Hazel turns back to me and sheepishly eyes me like the mouse that got away from the cat.
“If you bother my stuff again, I’ll let you have it,” I say, balling up my fist and showing it to her.
She sticks out her tongue. Still very much a baby, she’s every bit as sly and manipulative at seven as any adult would be, especially an adult like Daddy. If she’s got something on her mind you can bet your bottom dollar it’ll come out of her mouth before too long.
“So, where did you get it?” she asks, approaching me slowly and planting herself like a tree on the bottom of my cot.
“Hazel, just don’t worry about it, all right?”
I turn away, hoping she’ll wander back to her own space. I should know better.
“But they’s millions and millions of dollars in there!”
“Shh! And there is not millions, Hazel.”
“What’s going on?” Filbert asks, flopping back on his cot with his Babe Ruth picture book.
“Nothing’s going on,” I snap. “Just Hazel making up tales again.”
Hazel gasps.
“Aw, Chestnut, I’m telling!”
“Just shush, and I mean it. There’s not that much money in there, leastwise not as much as you think, so just forget it. Anyway, Daddy tells fibs, so I can too.”
“Daddy don’t fib. Everything he says is truth,” Mac says.
I do what I
can to get their minds—especially Hazel’s—off my things. For the next three weeks we bump along dry, dusty roads, watching nothing go by us but flat land. Daddy likes to take his time and set up camp at every pretty patch along the road that we come to.
While we ride, I draw, and I dream of having fancy paints and canvases like the ones Mama showed me in her Sears catalog. I dream of having Mama close again.
Late one evening, about the time I’m ready to turn in for the night to do some serious sleeping, Daddy hollers, “There she is!

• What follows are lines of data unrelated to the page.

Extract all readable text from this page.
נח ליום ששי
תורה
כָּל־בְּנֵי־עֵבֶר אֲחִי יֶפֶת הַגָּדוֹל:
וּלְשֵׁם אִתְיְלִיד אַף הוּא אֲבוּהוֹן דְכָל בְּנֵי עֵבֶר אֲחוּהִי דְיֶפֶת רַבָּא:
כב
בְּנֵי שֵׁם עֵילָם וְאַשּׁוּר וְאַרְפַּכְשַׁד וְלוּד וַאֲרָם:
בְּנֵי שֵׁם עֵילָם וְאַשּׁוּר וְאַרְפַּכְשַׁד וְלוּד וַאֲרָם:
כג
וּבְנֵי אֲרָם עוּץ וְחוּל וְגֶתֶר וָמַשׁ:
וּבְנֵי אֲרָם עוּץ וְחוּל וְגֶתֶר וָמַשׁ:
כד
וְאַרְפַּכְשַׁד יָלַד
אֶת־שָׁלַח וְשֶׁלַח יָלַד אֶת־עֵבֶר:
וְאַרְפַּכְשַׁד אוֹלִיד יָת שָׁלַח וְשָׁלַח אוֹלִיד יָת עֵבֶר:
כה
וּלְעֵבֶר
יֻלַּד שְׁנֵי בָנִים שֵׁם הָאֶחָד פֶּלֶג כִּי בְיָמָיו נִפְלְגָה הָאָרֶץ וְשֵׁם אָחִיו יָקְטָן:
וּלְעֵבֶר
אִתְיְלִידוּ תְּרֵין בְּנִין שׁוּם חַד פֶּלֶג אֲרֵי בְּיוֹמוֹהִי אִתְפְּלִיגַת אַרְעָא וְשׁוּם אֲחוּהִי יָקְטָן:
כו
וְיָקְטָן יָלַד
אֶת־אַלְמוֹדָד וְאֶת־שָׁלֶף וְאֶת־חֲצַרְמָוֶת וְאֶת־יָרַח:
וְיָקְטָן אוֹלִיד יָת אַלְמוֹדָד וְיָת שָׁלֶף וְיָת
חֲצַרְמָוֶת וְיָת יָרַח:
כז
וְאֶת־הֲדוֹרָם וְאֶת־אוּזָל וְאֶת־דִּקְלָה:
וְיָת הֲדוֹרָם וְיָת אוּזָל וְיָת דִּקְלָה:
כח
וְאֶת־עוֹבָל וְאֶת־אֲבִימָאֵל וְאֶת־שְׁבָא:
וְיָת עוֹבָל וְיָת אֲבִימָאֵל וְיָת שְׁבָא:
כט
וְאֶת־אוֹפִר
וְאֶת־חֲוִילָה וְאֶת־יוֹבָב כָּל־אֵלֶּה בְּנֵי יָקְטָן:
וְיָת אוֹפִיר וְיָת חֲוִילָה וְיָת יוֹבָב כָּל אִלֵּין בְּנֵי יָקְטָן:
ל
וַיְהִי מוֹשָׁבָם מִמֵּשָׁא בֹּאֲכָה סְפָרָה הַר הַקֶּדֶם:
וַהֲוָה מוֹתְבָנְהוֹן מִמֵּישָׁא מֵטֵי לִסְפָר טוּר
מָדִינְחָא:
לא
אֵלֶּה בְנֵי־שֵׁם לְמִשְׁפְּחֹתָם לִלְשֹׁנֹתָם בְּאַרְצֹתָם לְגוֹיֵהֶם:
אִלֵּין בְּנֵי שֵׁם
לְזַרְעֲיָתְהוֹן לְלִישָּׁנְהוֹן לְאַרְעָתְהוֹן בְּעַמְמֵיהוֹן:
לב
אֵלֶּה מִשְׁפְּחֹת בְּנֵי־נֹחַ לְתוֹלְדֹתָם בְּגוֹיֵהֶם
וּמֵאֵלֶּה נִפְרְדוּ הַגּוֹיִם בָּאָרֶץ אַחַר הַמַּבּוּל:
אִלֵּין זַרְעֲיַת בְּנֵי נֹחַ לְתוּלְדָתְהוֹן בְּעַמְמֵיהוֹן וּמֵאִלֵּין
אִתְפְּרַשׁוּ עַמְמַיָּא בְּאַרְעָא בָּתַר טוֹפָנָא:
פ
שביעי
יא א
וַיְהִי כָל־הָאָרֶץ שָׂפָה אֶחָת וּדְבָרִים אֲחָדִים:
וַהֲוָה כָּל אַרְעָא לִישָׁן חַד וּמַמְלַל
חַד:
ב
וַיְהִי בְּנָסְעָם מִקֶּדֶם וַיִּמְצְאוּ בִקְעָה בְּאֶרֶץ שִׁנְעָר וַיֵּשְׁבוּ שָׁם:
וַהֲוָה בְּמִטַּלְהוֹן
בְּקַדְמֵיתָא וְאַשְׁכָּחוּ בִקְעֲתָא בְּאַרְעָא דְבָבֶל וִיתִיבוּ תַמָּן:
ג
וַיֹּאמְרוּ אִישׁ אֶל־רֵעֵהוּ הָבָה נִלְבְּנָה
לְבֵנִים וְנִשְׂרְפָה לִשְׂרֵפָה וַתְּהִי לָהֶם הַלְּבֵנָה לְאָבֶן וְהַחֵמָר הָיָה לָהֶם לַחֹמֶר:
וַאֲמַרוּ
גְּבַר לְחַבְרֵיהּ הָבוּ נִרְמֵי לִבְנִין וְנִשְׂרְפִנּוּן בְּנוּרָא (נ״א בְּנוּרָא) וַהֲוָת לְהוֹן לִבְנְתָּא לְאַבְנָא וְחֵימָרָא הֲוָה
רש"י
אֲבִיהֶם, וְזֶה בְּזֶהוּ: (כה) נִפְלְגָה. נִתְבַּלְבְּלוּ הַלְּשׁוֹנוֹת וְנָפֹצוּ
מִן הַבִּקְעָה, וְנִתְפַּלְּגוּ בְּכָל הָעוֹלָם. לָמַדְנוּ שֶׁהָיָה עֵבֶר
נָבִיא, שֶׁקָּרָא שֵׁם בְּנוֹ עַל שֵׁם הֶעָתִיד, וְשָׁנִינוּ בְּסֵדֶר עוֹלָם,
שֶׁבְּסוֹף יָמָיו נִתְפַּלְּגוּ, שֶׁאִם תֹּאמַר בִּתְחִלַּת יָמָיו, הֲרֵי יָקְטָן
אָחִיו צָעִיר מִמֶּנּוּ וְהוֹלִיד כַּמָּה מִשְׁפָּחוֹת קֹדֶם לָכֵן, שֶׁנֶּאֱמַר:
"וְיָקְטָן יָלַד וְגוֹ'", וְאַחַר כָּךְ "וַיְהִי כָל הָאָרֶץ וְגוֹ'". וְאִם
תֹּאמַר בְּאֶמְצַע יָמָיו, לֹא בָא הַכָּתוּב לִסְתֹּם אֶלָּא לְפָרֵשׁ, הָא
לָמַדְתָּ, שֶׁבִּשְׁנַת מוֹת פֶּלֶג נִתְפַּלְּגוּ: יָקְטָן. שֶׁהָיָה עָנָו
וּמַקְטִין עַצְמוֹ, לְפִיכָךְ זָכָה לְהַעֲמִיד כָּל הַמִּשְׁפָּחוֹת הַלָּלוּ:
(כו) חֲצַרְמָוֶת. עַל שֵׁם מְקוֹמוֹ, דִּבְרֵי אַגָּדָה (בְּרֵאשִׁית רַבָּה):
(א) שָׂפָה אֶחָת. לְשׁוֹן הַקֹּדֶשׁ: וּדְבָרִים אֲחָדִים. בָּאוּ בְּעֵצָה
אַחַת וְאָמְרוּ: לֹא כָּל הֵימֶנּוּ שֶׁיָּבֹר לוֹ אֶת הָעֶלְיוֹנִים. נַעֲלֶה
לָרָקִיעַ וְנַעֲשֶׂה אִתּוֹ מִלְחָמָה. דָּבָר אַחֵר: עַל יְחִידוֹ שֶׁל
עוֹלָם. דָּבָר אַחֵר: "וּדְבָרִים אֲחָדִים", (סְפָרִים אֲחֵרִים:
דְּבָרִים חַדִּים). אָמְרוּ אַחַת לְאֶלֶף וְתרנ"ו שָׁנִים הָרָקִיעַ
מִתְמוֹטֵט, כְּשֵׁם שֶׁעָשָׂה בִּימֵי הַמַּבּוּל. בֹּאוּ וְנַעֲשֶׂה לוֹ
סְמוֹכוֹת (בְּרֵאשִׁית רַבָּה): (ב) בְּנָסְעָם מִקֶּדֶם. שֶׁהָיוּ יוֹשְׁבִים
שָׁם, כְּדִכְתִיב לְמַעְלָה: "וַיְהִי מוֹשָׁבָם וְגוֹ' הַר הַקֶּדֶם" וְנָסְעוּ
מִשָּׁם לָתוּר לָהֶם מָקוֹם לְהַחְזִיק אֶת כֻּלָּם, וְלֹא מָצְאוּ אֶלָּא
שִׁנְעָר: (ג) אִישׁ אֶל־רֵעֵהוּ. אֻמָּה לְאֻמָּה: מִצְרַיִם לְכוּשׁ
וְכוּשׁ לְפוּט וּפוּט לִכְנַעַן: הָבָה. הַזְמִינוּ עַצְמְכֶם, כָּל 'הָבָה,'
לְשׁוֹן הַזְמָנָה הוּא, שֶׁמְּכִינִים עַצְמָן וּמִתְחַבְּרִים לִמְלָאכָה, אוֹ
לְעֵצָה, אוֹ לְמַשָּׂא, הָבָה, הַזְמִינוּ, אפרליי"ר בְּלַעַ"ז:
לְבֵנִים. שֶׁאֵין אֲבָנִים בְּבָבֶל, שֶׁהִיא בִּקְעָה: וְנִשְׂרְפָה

Houston, Texas, here we come!”
Tired as I am, I’ve never been so happy to hear Daddy shout out a town in all my born days.
Hazel and Mac jump to the front of the wagon and lean out the door over Daddy’s shoulder, taking in the sights. But it’s night, and we’re on the outskirts of town. Little do those two know, there’s not much to be seen from here but twinkly lights.
“So, where did you get the money?” Filbert asks, balancing his book on his stomach like a circus performer.
“How come you’re asking me about that now?” I say, lying back on my cot and breathing deep, worried that what he’s heard is still weighing heavy on his mind after all this time. “Anyway, it’s not that much,” I say. “You know how Hazel stretches things.”
I look away but hear Filbert grunt, “Humph!” Just like Daddy.
In the late afternoon of the next day, Daddy rolls the wagon into the middle of town and we do a show. Right good one too. Matter of fact, best show we’ve done since Abraham’s been with us.
But with the bottles of elixir we lost in the tornado and the bottles we sold in the show today, Daddy says we’re off about two hundred bottles.
“All right, young’uns, you know what to do. We’ve got to get the wagon full of elixir and that means filling up bottles—lots and lots of bottles. I’m going into town to find us some more empties, and I’ve got some other things I need to get done, but I’ll be back soon. The three of you pull up grass and tear it tiny, tiny, tiny, so folks will think it’s herbs,” he says to the triplets. “Chestnut, you find water and fill the buckets to the brim. Abraham and I will do the mixing soon as I get back.”